2) Ask people what they need.
The biggest mistake you can make whe
n you brainstorm is, “What are we going to write about?” It is short-sighted because it does not take into account who is consuming your content.
3) share your winnings.
It doesn’t mean your quality or how many awards you’ve won; This means that ideas and discoveries that have helped you may also help other people. Have you implemented any new strategies with impressive success? Did you learn any useful tip, solution or trick that made your life so much easier? This type of knowledge is extremely valuable to others.
4) Share your mistakes.
It’s only natural that you want to focus on your successes rather than your failures. Failure is humiliating, but it is part of what makes us human. Because of this, failure can be incredibly valuable when it teaches you something. As Nelson Mandela said, “I never lose. Either I win or I learn.”
Simplicite an idea
One of the biggest imperatives in content marketing should be to “respect your readers’ time”.

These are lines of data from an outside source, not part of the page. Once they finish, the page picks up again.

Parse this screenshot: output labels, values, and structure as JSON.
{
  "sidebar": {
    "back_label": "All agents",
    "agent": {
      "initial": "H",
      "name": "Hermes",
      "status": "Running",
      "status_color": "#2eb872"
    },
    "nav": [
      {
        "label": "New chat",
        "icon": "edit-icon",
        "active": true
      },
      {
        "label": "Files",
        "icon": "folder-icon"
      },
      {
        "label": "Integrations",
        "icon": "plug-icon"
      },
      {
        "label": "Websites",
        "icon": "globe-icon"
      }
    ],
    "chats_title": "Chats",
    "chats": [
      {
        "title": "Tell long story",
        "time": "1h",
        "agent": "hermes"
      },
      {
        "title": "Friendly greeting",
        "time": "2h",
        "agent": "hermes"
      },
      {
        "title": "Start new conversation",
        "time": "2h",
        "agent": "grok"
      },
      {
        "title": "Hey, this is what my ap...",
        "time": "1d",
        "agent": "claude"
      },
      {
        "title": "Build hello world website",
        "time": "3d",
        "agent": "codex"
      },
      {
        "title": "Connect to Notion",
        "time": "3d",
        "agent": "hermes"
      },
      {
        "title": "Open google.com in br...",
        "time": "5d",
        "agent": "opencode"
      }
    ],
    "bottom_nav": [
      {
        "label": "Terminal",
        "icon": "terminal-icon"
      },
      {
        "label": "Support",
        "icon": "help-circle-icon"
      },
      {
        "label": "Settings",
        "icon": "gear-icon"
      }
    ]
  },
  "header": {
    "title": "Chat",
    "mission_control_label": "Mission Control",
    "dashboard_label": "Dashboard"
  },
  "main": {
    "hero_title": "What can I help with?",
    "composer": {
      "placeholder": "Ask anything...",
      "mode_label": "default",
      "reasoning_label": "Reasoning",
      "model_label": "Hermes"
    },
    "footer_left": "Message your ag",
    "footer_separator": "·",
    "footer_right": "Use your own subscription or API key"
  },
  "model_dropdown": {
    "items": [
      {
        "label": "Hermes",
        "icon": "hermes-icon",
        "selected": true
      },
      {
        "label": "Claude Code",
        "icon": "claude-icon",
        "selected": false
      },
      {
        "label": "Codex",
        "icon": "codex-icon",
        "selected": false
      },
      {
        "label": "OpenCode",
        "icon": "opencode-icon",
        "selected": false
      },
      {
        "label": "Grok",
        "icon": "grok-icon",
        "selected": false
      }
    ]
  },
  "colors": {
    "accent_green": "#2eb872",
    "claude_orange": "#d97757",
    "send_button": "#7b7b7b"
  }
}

It’s tempting to put as much content together as possible in one piece (with the goal of getting more bang for your money), but when a message that can be delivered in 30 seconds takes 3 minutes, or 3,000 words, you’re going to want to put together as much content as possible. People are confused.
Just because you can talk about a topic indefinitely doesn’t mean you should. (Think of those long, repetitive blog posts on Medium designed to demonstrate the author’s ability to use SAT words and semicolons.) This is autocomplete, but not required.
6) Create useful tools and resources.
Giving people the knowledge to do something is helpful; It is godly to give you the tools and resources to do so. (And of course, enabling these tools is also a great way to generate leads.) The good news is that this type of valuable content doesn’t take long to create.